In short order, the climate was being promoted as “Mediterranean.” It was not just as a descriptor, which scientists still use today, but as a code word to evoke elegant Englishmen wintering among the antiquities in Italy, not the earthy rusticity of Mexico, of which L.A. had so recently been part.


https://groups.google.com/g/menyo12/c/DeXCrdsP8WY


Climate was what L.A. sold, and really, for years, that’s all it had to sell. Far into the 19th century, L.A. was a scruffy village of dust and mayhem — but just look up, the new Angelenos insisted. Look at our fine mountains, breathe our air, fragrant (eventually) with citrus blossoms. Look at us — in shirtsleeves, in the winter!


When Southern California did get good PR, The Times was almost pathetically eager to promote it. It quoted at length from an October 1893 story in a Liverpool newspaper that praised L.A.’s “picturesqueness and its magnificent climate.”


https://groups.google.com/g/geogner44/c/_fC4Yl6-_wo


A seamless railroad brought thousands here without perilous voyages around Cape Horn or slogs across deserts and sabertooth mountains. Naturally, among the first to climb aboard for California were the ill.


An early and clear-eyed California chronicler did make the Cape Horn trip here. The future author of “Two Years Before the Mast,” Richard Henry Dana Jr. was a Harvard undergrad when a case of measles damaged his eyes. To restore his health, he dropped out at age 19, in 1834, signed on to a California-bound brigantine voyage — as anyone would, right? — and returned to Boston whole in body if not in spirit.


https://groups.google.com/g/sunguh12/c/t0iGXVBsfmg


Tuberculosis, “consumption,” was endemic and fatal. If they had money, the stricken traveled to the Alps or the south of France for relief.
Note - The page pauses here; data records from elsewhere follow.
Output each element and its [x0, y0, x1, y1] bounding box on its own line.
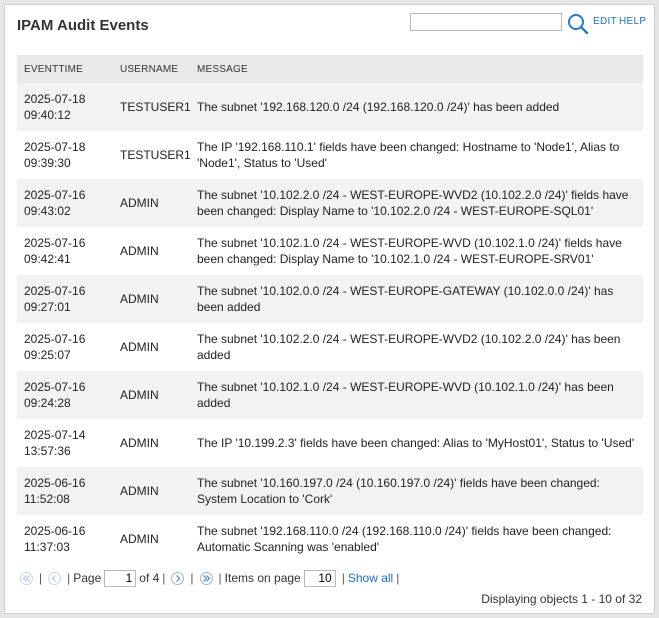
message-cell: The subnet '192.168.110.0 /24 (192.168.1…: [197, 524, 612, 554]
username-cell: ADMIN: [113, 467, 190, 515]
username-cell: TESTUSER1: [113, 83, 191, 131]
event-date: 2025-06-16: [24, 476, 86, 490]
event-time: 09:24:28: [24, 396, 71, 410]
username-cell: ADMIN: [120, 340, 159, 354]
page-label: Page: [73, 571, 102, 585]
audit-events-panel: IPAM Audit Events EDIT HELP EVENTTIME US…: [4, 4, 655, 614]
event-time-cell: 2025-07-14 13:57:36: [17, 419, 113, 467]
event-time: 09:39:30: [24, 156, 71, 170]
separator: |: [39, 571, 43, 585]
event-date: 2025-06-16: [24, 524, 86, 538]
panel-header: IPAM Audit Events EDIT HELP: [5, 5, 654, 47]
username-cell: ADMIN: [113, 371, 190, 419]
message-cell: The IP '10.199.2.3' fields have been cha…: [197, 436, 635, 450]
message-cell: The subnet '192.168.120.0 /24 (192.168.1…: [190, 83, 643, 131]
separator: |: [162, 571, 166, 585]
username-cell: ADMIN: [113, 179, 190, 227]
page-title: IPAM Audit Events: [17, 17, 149, 34]
table-row[interactable]: 2025-07-16 09:25:07 ADMIN The subnet '10.10…: [17, 323, 643, 371]
event-date: 2025-07-18: [24, 92, 86, 106]
message-cell: The subnet '10.102.2.0 /24 - WEST-EUROPE…: [190, 179, 643, 227]
first-page-icon[interactable]: [20, 571, 33, 585]
table-row[interactable]: 2025-06-16 11:37:03 ADMIN The subnet '192.1…: [17, 515, 643, 563]
last-page-icon[interactable]: [199, 571, 213, 585]
table-row[interactable]: 2025-07-18 09:40:12 TESTUSER1 The subnet '1…: [17, 83, 643, 131]
event-time: 11:37:03: [24, 540, 70, 554]
event-date: 2025-07-16: [24, 236, 86, 250]
username-cell: ADMIN: [113, 275, 190, 323]
table-row[interactable]: 2025-07-16 09:24:28 ADMIN The subnet '10.10…: [17, 371, 643, 419]
separator: |: [190, 571, 194, 585]
help-link[interactable]: HELP: [619, 16, 646, 27]
username-cell: TESTUSER1: [120, 148, 191, 162]
table-row[interactable]: 2025-07-16 09:27:01 ADMIN The subnet '10.10…: [17, 275, 643, 323]
event-time: 09:40:12: [24, 108, 71, 122]
event-date: 2025-07-16: [24, 380, 86, 394]
event-date: 2025-07-18: [24, 140, 86, 154]
table-header-row: EVENTTIME USERNAME MESSAGE: [17, 55, 643, 83]
event-date: 2025-07-14: [24, 428, 86, 442]
event-date: 2025-07-16: [24, 284, 86, 298]
events-table: EVENTTIME USERNAME MESSAGE 2025-07-18 09:…: [17, 55, 643, 563]
event-time: 11:52:08: [24, 492, 70, 506]
page-count-label: of 4: [139, 571, 160, 585]
event-time-cell: 2025-07-18 09:40:12: [17, 83, 113, 131]
pagination-bar: | | Page of 4 | | | Items on page | Show…: [17, 568, 637, 588]
table-row[interactable]: 2025-07-16 09:43:02 ADMIN The subnet '10.10…: [17, 179, 643, 227]
event-date: 2025-07-16: [24, 332, 86, 346]
message-cell: The subnet '10.102.0.0 /24 - WEST-EUROPE…: [190, 275, 643, 323]
event-time-cell: 2025-07-16 09:27:01: [17, 275, 113, 323]
event-time-cell: 2025-07-16 09:43:02: [17, 179, 113, 227]
event-time: 09:42:41: [24, 252, 71, 266]
events-table-container: EVENTTIME USERNAME MESSAGE 2025-07-18 09:…: [17, 55, 643, 563]
show-all-link[interactable]: Show all: [348, 571, 393, 585]
message-cell: The IP '192.168.110.1' fields have been …: [197, 140, 620, 170]
prev-page-icon[interactable]: [48, 571, 62, 585]
items-per-page-input[interactable]: [303, 569, 336, 587]
event-time: 13:57:36: [24, 444, 71, 458]
separator: |: [396, 571, 400, 585]
search-icon[interactable]: [566, 12, 590, 36]
table-row[interactable]: 2025-07-16 09:42:41 ADMIN The subnet '10.10…: [17, 227, 643, 275]
message-cell: The subnet '10.102.1.0 /24 - WEST-EUROPE…: [197, 236, 622, 266]
separator: |: [67, 571, 71, 585]
search-input[interactable]: [410, 13, 562, 31]
next-page-icon[interactable]: [171, 571, 185, 585]
event-time-cell: 2025-07-16 09:25:07: [17, 323, 113, 371]
column-header-message[interactable]: MESSAGE: [190, 55, 643, 83]
message-cell: The subnet '10.160.197.0 /24 (10.160.197…: [190, 467, 643, 515]
username-cell: ADMIN: [120, 436, 159, 450]
page-number-input[interactable]: [104, 569, 137, 587]
message-cell: The subnet '10.102.1.0 /24 - WEST-EUROPE…: [190, 371, 643, 419]
event-date: 2025-07-16: [24, 188, 86, 202]
edit-link[interactable]: EDIT: [593, 16, 617, 27]
items-per-page-label: Items on page: [224, 571, 301, 585]
column-header-eventtime[interactable]: EVENTTIME: [17, 55, 113, 83]
username-cell: ADMIN: [120, 532, 159, 546]
separator: |: [218, 571, 222, 585]
event-time-cell: 2025-07-18 09:39:30: [17, 131, 113, 179]
event-time-cell: 2025-06-16 11:52:08: [17, 467, 113, 515]
event-time: 09:43:02: [24, 204, 71, 218]
event-time-cell: 2025-06-16 11:37:03: [17, 515, 113, 563]
event-time-cell: 2025-07-16 09:24:28: [17, 371, 113, 419]
event-time: 09:27:01: [24, 300, 71, 314]
message-cell: The subnet '10.102.2.0 /24 - WEST-EUROPE…: [197, 332, 621, 362]
separator: |: [341, 571, 345, 585]
table-row[interactable]: 2025-07-14 13:57:36 ADMIN The IP '10.199.2.…: [17, 419, 643, 467]
event-time: 09:25:07: [24, 348, 71, 362]
event-time-cell: 2025-07-16 09:42:41: [17, 227, 113, 275]
table-row[interactable]: 2025-06-16 11:52:08 ADMIN The subnet '10.16…: [17, 467, 643, 515]
username-cell: ADMIN: [120, 244, 159, 258]
table-row[interactable]: 2025-07-18 09:39:30 TESTUSER1 The IP '192.1…: [17, 131, 643, 179]
pagination-status: Displaying objects 1 - 10 of 32: [481, 592, 642, 606]
column-header-username[interactable]: USERNAME: [113, 55, 190, 83]
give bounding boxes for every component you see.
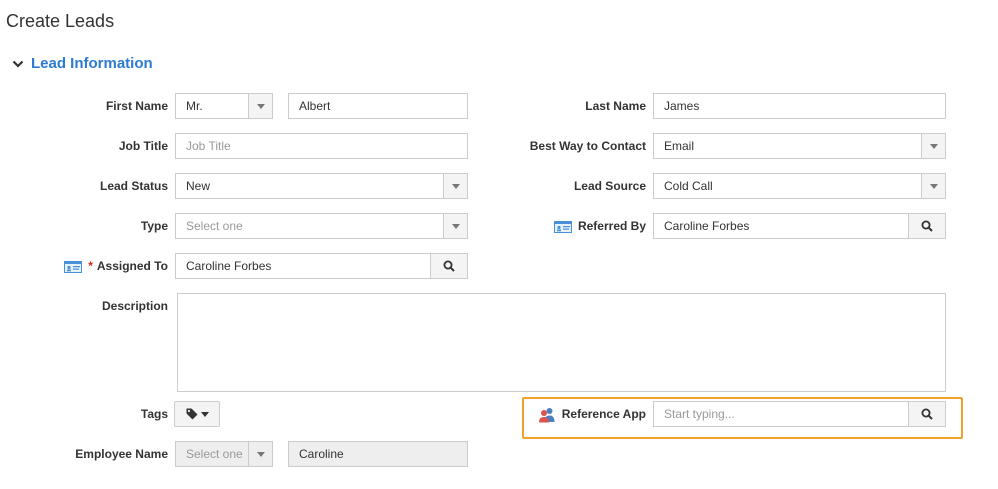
last-name-input[interactable]: James bbox=[653, 93, 946, 119]
section-header-lead-information[interactable]: Lead Information bbox=[12, 55, 153, 72]
reference-app-label: Reference App bbox=[500, 401, 646, 427]
last-name-value: James bbox=[664, 99, 700, 113]
assigned-to-label: * Assigned To bbox=[40, 253, 168, 279]
caret-down-icon bbox=[929, 183, 938, 189]
job-title-placeholder: Job Title bbox=[186, 139, 231, 153]
type-label: Type bbox=[140, 219, 168, 233]
assigned-to-search-button[interactable] bbox=[430, 254, 467, 278]
assigned-to-label-text: Assigned To bbox=[96, 259, 168, 273]
lead-status-label: Lead Status bbox=[99, 179, 168, 193]
best-way-value: Email bbox=[664, 139, 695, 153]
tags-dropdown-button[interactable] bbox=[174, 401, 220, 427]
select-arrow bbox=[248, 94, 272, 118]
lead-status-value: New bbox=[186, 179, 211, 193]
reference-app-lookup[interactable]: Start typing... bbox=[653, 401, 946, 427]
referred-by-search-button[interactable] bbox=[908, 214, 945, 238]
users-icon bbox=[538, 407, 555, 423]
description-label: Description bbox=[101, 299, 168, 313]
best-way-select[interactable]: Email bbox=[653, 133, 946, 159]
required-mark: * bbox=[88, 259, 93, 273]
caret-down-icon bbox=[451, 183, 460, 189]
select-arrow bbox=[921, 174, 945, 198]
select-arrow bbox=[443, 174, 467, 198]
tag-icon bbox=[186, 408, 197, 420]
first-name-value: Albert bbox=[299, 99, 331, 113]
type-placeholder: Select one bbox=[186, 219, 243, 233]
employee-name-select[interactable]: Select one bbox=[175, 441, 273, 467]
caret-down-icon bbox=[200, 411, 209, 417]
reference-app-placeholder: Start typing... bbox=[664, 407, 735, 421]
last-name-label: Last Name bbox=[585, 99, 646, 113]
description-textarea[interactable] bbox=[177, 293, 946, 392]
referred-by-label-text: Referred By bbox=[577, 219, 646, 233]
assigned-to-lookup[interactable]: Caroline Forbes bbox=[175, 253, 468, 279]
lead-source-select[interactable]: Cold Call bbox=[653, 173, 946, 199]
tags-label: Tags bbox=[140, 407, 168, 421]
job-title-label: Job Title bbox=[118, 139, 168, 153]
caret-down-icon bbox=[929, 143, 938, 149]
lead-source-label: Lead Source bbox=[573, 179, 646, 193]
select-arrow bbox=[921, 134, 945, 158]
first-name-input[interactable]: Albert bbox=[288, 93, 468, 119]
select-arrow bbox=[443, 214, 467, 238]
search-icon bbox=[921, 220, 933, 232]
assigned-to-value: Caroline Forbes bbox=[186, 259, 272, 273]
reference-app-search-button[interactable] bbox=[908, 402, 945, 426]
job-title-input[interactable]: Job Title bbox=[175, 133, 468, 159]
caret-down-icon bbox=[451, 223, 460, 229]
caret-down-icon bbox=[256, 451, 265, 457]
search-icon bbox=[443, 260, 455, 272]
chevron-down-icon bbox=[12, 60, 24, 68]
section-title: Lead Information bbox=[31, 55, 153, 72]
best-way-label: Best Way to Contact bbox=[529, 139, 646, 153]
employee-name-label: Employee Name bbox=[75, 447, 168, 461]
referred-by-lookup[interactable]: Caroline Forbes bbox=[653, 213, 946, 239]
first-name-label: First Name bbox=[105, 99, 168, 113]
employee-name-input[interactable]: Caroline bbox=[288, 441, 468, 467]
reference-app-label-text: Reference App bbox=[561, 407, 646, 421]
salutation-select[interactable]: Mr. bbox=[175, 93, 273, 119]
contact-card-icon bbox=[64, 260, 83, 273]
employee-name-value: Caroline bbox=[299, 447, 344, 461]
referred-by-label: Referred By bbox=[500, 213, 646, 239]
select-arrow bbox=[248, 442, 272, 466]
type-select[interactable]: Select one bbox=[175, 213, 468, 239]
contact-card-icon bbox=[553, 220, 572, 233]
lead-source-value: Cold Call bbox=[664, 179, 713, 193]
referred-by-value: Caroline Forbes bbox=[664, 219, 750, 233]
page-title: Create Leads bbox=[6, 11, 115, 31]
lead-status-select[interactable]: New bbox=[175, 173, 468, 199]
employee-name-placeholder: Select one bbox=[186, 447, 243, 461]
search-icon bbox=[921, 408, 933, 420]
salutation-value: Mr. bbox=[186, 99, 203, 113]
caret-down-icon bbox=[256, 103, 265, 109]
Then, miraculously, here was L.A.’s dry, shimmering air, only a few days’ train ride away.


In the chapter called “Southern California for Invalids,” Nordhoff writes of running into a tubercular friend at a hotel in L.A., a friend he had last seen two years before, on the East Coast, at death’s door. Yet here he was, looking hale and hearty: “I shall never be a sound man, of course,” he told the astonished Nordhoff, “but this climate has added 10 years to my life!”


These ailing Angelenos were called “lungers,” for their enfeebled lungs. Camps and sanitariums opened for business, and welcomed trainload upon trainload of them. An 1887 Times story praised Southern California as “a mecca for sick pilgrims,” its climate a miracle treatment for hay fever, asthma, even senility.
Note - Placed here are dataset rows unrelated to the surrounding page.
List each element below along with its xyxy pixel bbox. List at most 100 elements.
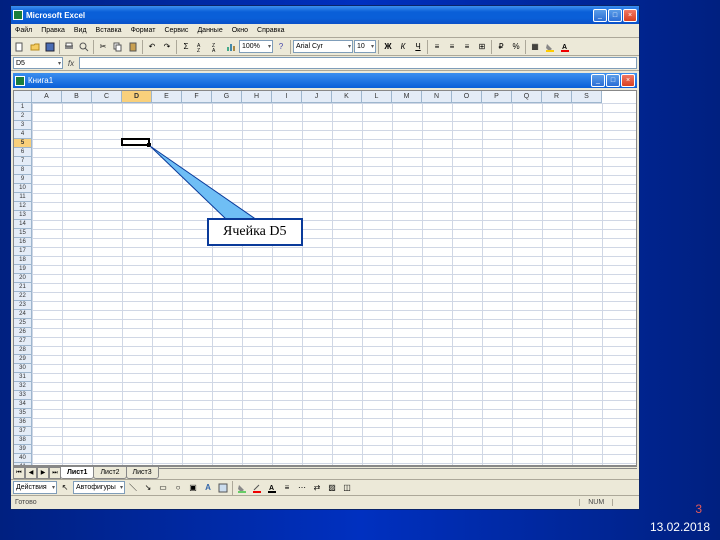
actions-menu[interactable]: Действия [13,481,57,494]
arrow-icon[interactable]: ↘ [141,481,155,495]
copy-icon[interactable] [111,40,125,54]
column-headers[interactable]: ABCDEFGHIJKLMNOPQRS [14,91,636,103]
tab-next-button[interactable]: ▶ [37,467,49,479]
row-header-8[interactable]: 8 [14,166,32,175]
maximize-button[interactable]: □ [608,9,622,22]
font-size-combo[interactable]: 10 [354,40,376,53]
menu-данные[interactable]: Данные [195,27,224,34]
row-header-12[interactable]: 12 [14,202,32,211]
row-header-18[interactable]: 18 [14,256,32,265]
col-header-M[interactable]: M [392,91,422,103]
menu-формат[interactable]: Формат [129,27,158,34]
align-center-icon[interactable]: ≡ [445,40,459,54]
borders-icon[interactable]: ▦ [528,40,542,54]
col-header-S[interactable]: S [572,91,602,103]
fx-button[interactable]: fx [65,59,77,68]
sort-desc-icon[interactable]: ZA [209,40,223,54]
font-color-icon[interactable]: A [558,40,572,54]
sheet-tab-2[interactable]: Лист2 [93,467,126,479]
close-button[interactable]: × [623,9,637,22]
zoom-combo[interactable]: 100% [239,40,273,53]
chart-icon[interactable] [224,40,238,54]
textbox-icon[interactable]: ▣ [186,481,200,495]
col-header-P[interactable]: P [482,91,512,103]
wordart-icon[interactable]: A [201,481,215,495]
col-header-E[interactable]: E [152,91,182,103]
row-header-34[interactable]: 34 [14,400,32,409]
row-header-36[interactable]: 36 [14,418,32,427]
undo-icon[interactable]: ↶ [145,40,159,54]
row-header-35[interactable]: 35 [14,409,32,418]
row-header-31[interactable]: 31 [14,373,32,382]
col-header-O[interactable]: O [452,91,482,103]
row-header-11[interactable]: 11 [14,193,32,202]
row-header-37[interactable]: 37 [14,427,32,436]
row-header-21[interactable]: 21 [14,283,32,292]
oval-icon[interactable]: ○ [171,481,185,495]
merge-icon[interactable]: ⊞ [475,40,489,54]
row-header-24[interactable]: 24 [14,310,32,319]
save-icon[interactable] [43,40,57,54]
bold-icon[interactable]: Ж [381,40,395,54]
menu-сервис[interactable]: Сервис [162,27,190,34]
row-header-1[interactable]: 1 [14,103,32,112]
font-color-draw-icon[interactable]: A [265,481,279,495]
row-header-28[interactable]: 28 [14,346,32,355]
align-left-icon[interactable]: ≡ [430,40,444,54]
italic-icon[interactable]: К [396,40,410,54]
col-header-G[interactable]: G [212,91,242,103]
row-header-33[interactable]: 33 [14,391,32,400]
sort-asc-icon[interactable]: AZ [194,40,208,54]
menu-правка[interactable]: Правка [39,27,67,34]
fill-shape-icon[interactable] [235,481,249,495]
percent-icon[interactable]: % [509,40,523,54]
col-header-R[interactable]: R [542,91,572,103]
row-header-20[interactable]: 20 [14,274,32,283]
row-header-3[interactable]: 3 [14,121,32,130]
row-header-23[interactable]: 23 [14,301,32,310]
open-icon[interactable] [28,40,42,54]
col-header-J[interactable]: J [302,91,332,103]
row-header-16[interactable]: 16 [14,238,32,247]
preview-icon[interactable] [77,40,91,54]
col-header-B[interactable]: B [62,91,92,103]
row-header-29[interactable]: 29 [14,355,32,364]
row-header-26[interactable]: 26 [14,328,32,337]
sum-icon[interactable]: Σ [179,40,193,54]
print-icon[interactable] [62,40,76,54]
dash-style-icon[interactable]: ⋯ [295,481,309,495]
spreadsheet-grid[interactable]: ABCDEFGHIJKLMNOPQRS 12345678910111213141… [13,90,637,466]
arrow-style-icon[interactable]: ⇄ [310,481,324,495]
cut-icon[interactable]: ✂ [96,40,110,54]
rectangle-icon[interactable]: ▭ [156,481,170,495]
row-header-19[interactable]: 19 [14,265,32,274]
row-header-9[interactable]: 9 [14,175,32,184]
row-header-27[interactable]: 27 [14,337,32,346]
row-header-2[interactable]: 2 [14,112,32,121]
fill-color-icon[interactable] [543,40,557,54]
row-header-22[interactable]: 22 [14,292,32,301]
align-right-icon[interactable]: ≡ [460,40,474,54]
row-header-17[interactable]: 17 [14,247,32,256]
line-icon[interactable]: ＼ [126,481,140,495]
col-header-D[interactable]: D [122,91,152,103]
autoshapes-menu[interactable]: Автофигуры [73,481,125,494]
row-header-40[interactable]: 40 [14,454,32,463]
doc-maximize-button[interactable]: □ [606,74,620,87]
paste-icon[interactable] [126,40,140,54]
currency-icon[interactable]: ₽ [494,40,508,54]
row-header-14[interactable]: 14 [14,220,32,229]
sheet-tab-1[interactable]: Лист1 [60,467,94,479]
menu-справка[interactable]: Справка [255,27,286,34]
doc-close-button[interactable]: × [621,74,635,87]
clipart-icon[interactable] [216,481,230,495]
cells-area[interactable]: Ячейка D5 [32,103,636,465]
col-header-K[interactable]: K [332,91,362,103]
row-header-4[interactable]: 4 [14,130,32,139]
redo-icon[interactable]: ↷ [160,40,174,54]
row-header-25[interactable]: 25 [14,319,32,328]
line-color-icon[interactable] [250,481,264,495]
row-header-7[interactable]: 7 [14,157,32,166]
tab-first-button[interactable]: ⏮ [13,467,25,479]
line-style-icon[interactable]: ≡ [280,481,294,495]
The Times was full of ads and testimonials, like this one from 1891 for “Dr. Wong’s Famous Sanitarium” on South Main Street: “Last winter I was a first-class candidate for a consumptive’s grave. … I took Dr. Wong’s medicine and was completely cured in seven weeks’ time.” — R.C. Platt.
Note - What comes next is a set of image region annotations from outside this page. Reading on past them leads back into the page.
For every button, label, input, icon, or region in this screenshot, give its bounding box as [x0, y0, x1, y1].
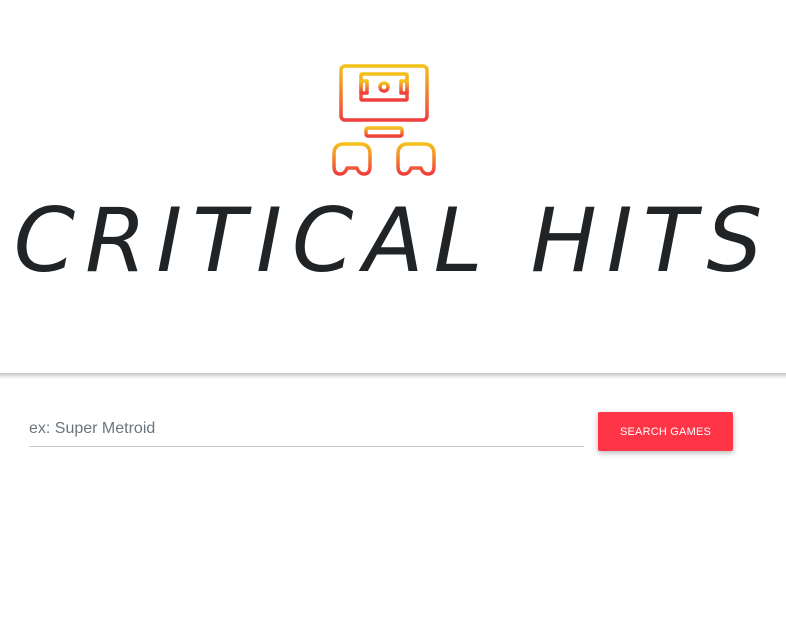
hero-divider — [0, 373, 786, 379]
search-input[interactable] — [29, 411, 584, 447]
site-title: CRITICAL HITS — [13, 189, 773, 292]
hero-banner: CRITICAL HITS — [0, 0, 786, 373]
page: CRITICAL HITS SEARCH GAMES — [0, 0, 786, 620]
search-games-button[interactable]: SEARCH GAMES — [598, 412, 733, 451]
game-console-monitor-icon — [332, 64, 436, 176]
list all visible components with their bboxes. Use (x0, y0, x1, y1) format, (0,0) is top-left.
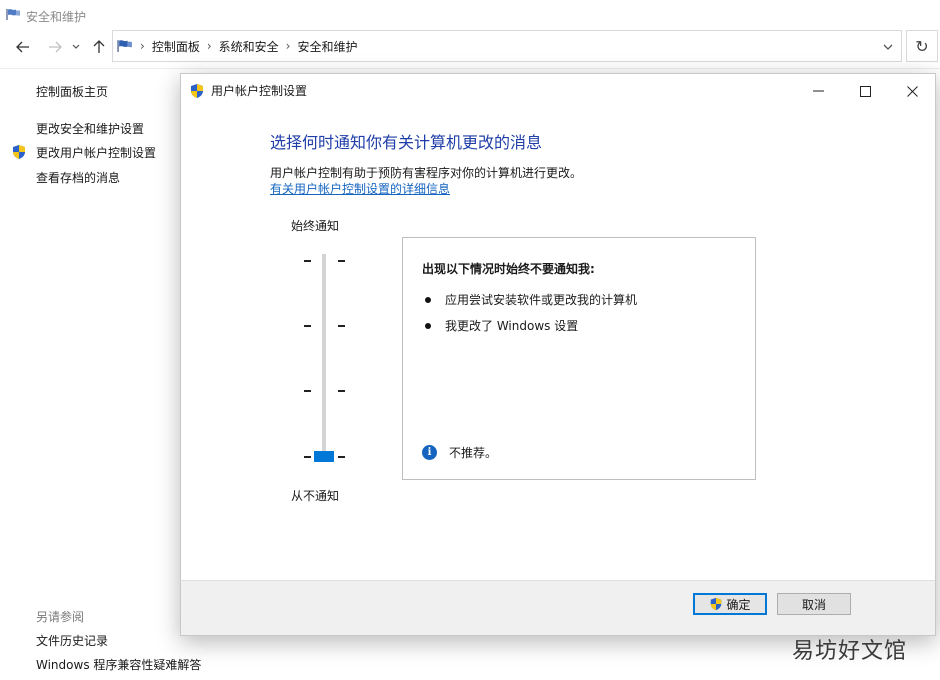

Dr. Walter Jarvis Barlow came here from New York in 1895 for his own TB, and ended up heading the county medical association and founding a sanitarium in Echo Park, near Dodger Stadium. It’s still a respiratory hospital today, 120 years after it opened, and it still has his name. The site of the spectacular federal courthouse on the Arroyo Seco in Pasadena was originally a boarding house built in 1882 by Emma Bangs, who had brought her tubercular daughter west. Soon other TB patients discovered the place and moved in; locals called them the “busted lung brigade.”